Everyone knows Elvis or the Beatles were great, but sometimes it’s our more obscure and subtle tastes that really reflect how we feel. About the world and about ourselves.
That one might like old country music reflects a feeling of yearning and the appreciation of simple language. That one might like old jazz denotes an appreciation of sophistication and racial harmony. That one might be drawn to folk music might expose a thoughtful awareness of poverty and the simplicity of three chords. That one might like rap might shine a light on one’s angst regarding injustice or urban humility.

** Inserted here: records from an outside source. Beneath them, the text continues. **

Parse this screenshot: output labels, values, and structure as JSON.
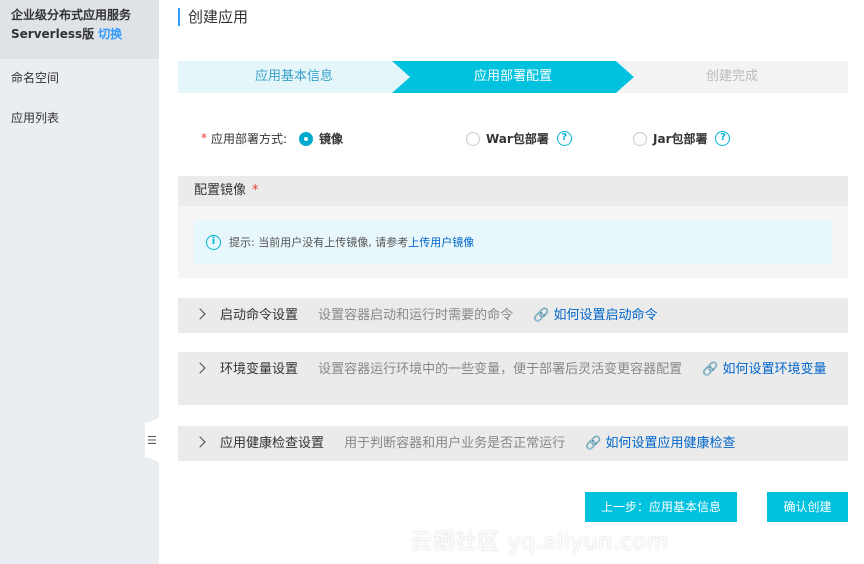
{
  "sidebar": {
    "title": "企业级分布式应用服务",
    "subtitle": "Serverless版",
    "switch_label": "切换",
    "items": [
      {
        "label": "命名空间"
      },
      {
        "label": "应用列表"
      }
    ],
    "collapse_glyph": "☰"
  },
  "page": {
    "title": "创建应用"
  },
  "steps": [
    {
      "label": "应用基本信息",
      "state": "done"
    },
    {
      "label": "应用部署配置",
      "state": "active"
    },
    {
      "label": "创建完成",
      "state": "pending"
    }
  ],
  "deploy": {
    "required_mark": "*",
    "label": "应用部署方式:",
    "options": [
      {
        "label": "镜像",
        "checked": true
      },
      {
        "label": "War包部署",
        "checked": false,
        "help": "?"
      },
      {
        "label": "Jar包部署",
        "checked": false,
        "help": "?"
      }
    ]
  },
  "config_image": {
    "title": "配置镜像",
    "required_mark": "*",
    "info_glyph": "i",
    "tip_text": "提示: 当前用户没有上传镜像, 请参考",
    "tip_link": "上传用户镜像"
  },
  "sections": [
    {
      "title": "启动命令设置",
      "desc": "设置容器启动和运行时需要的命令",
      "link": "如何设置启动命令"
    },
    {
      "title": "环境变量设置",
      "desc": "设置容器运行环境中的一些变量，便于部署后灵活变更容器配置",
      "link": "如何设置环境变量"
    },
    {
      "title": "应用健康检查设置",
      "desc": "用于判断容器和用户业务是否正常运行",
      "link": "如何设置应用健康检查"
    }
  ],
  "buttons": {
    "prev": "上一步：应用基本信息",
    "confirm": "确认创建"
  },
  "watermark": "云栖社区 yq.aliyun.com",
  "colors": {
    "accent": "#00c1de",
    "link": "#0066cc",
    "required": "#e4393c"
  }
}
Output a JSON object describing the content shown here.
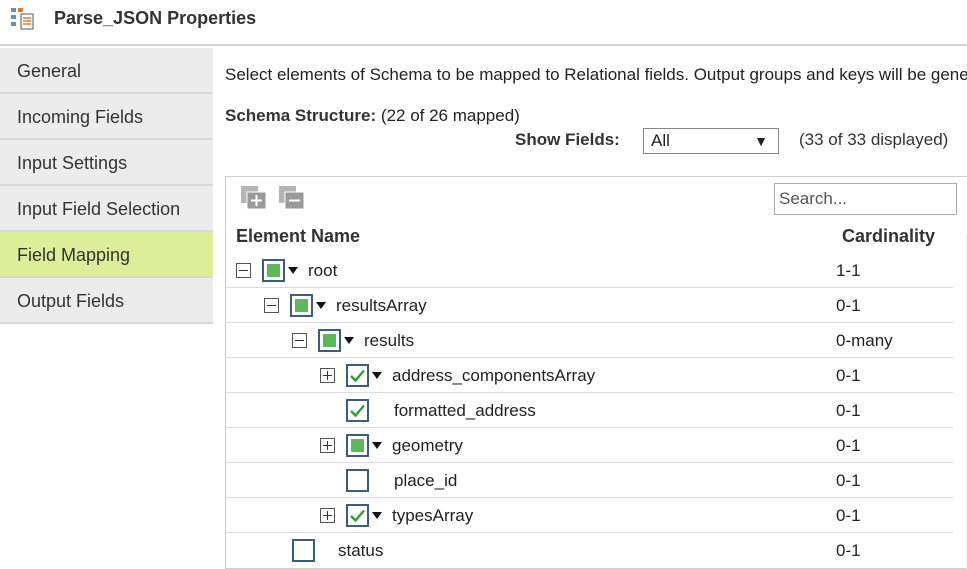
{
  "window": {
    "title": "Parse_JSON Properties",
    "icon": "transformation-icon"
  },
  "sidebar": {
    "items": [
      {
        "label": "General",
        "active": false
      },
      {
        "label": "Incoming Fields",
        "active": false
      },
      {
        "label": "Input Settings",
        "active": false
      },
      {
        "label": "Input Field Selection",
        "active": false
      },
      {
        "label": "Field Mapping",
        "active": true
      },
      {
        "label": "Output Fields",
        "active": false
      }
    ]
  },
  "main": {
    "description": "Select elements of Schema to be mapped to Relational fields. Output groups and keys will be generated.",
    "schema_label": "Schema Structure:",
    "schema_count": "(22 of 26 mapped)",
    "show_fields_label": "Show Fields:",
    "show_fields_value": "All",
    "displayed_count": "(33 of 33 displayed)"
  },
  "tree": {
    "search_placeholder": "Search...",
    "col_name": "Element Name",
    "col_cardinality": "Cardinality",
    "rows": [
      {
        "name": "root",
        "cardinality": "1-1"
      },
      {
        "name": "resultsArray",
        "cardinality": "0-1"
      },
      {
        "name": "results",
        "cardinality": "0-many"
      },
      {
        "name": "address_componentsArray",
        "cardinality": "0-1"
      },
      {
        "name": "formatted_address",
        "cardinality": "0-1"
      },
      {
        "name": "geometry",
        "cardinality": "0-1"
      },
      {
        "name": "place_id",
        "cardinality": "0-1"
      },
      {
        "name": "typesArray",
        "cardinality": "0-1"
      },
      {
        "name": "status",
        "cardinality": "0-1"
      }
    ]
  },
  "colors": {
    "active_tab": "#ddee99",
    "partial_fill": "#5cb85c",
    "check": "#2e9e2e"
  }
}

I don’t remember who said this, when asked about the many kinds of music there might be. It was someone famous and well-respected. It might have been Duke Ellington. But his answer was this. There are two kinds of music. Good music and bad music. And with respect to the scholars and the professionals, it really is true. If music makes you think or feel or dance or smile or cry, it’s good music. If it doesn’t make you feel anything, it may not be technically bad music. But it’s just sort of nothing.
I think the purpose of any artistic endeavour, whether it be a dumb Jim Carrey movie or a revered classical symphony, is to make you feel. Feel something. In that sense, Bob Dylan’s or Tom Waits’ gravelly voices can sound as beautiful as the most accomplished violin players in history. Kris Kristofferson’s sixteen line song might be up there with Dickens or Shakespeare. Or a heart drawn on a birthday card by your five year old kid or grand-kid, can be as beautiful and perhaps more touching than the Mona Lisa.
Of all the thousands of cliches we all know, Beauty is in the eye of the beholder, might be the most true and perhaps the most profound. As long as our eyes keep looking for it.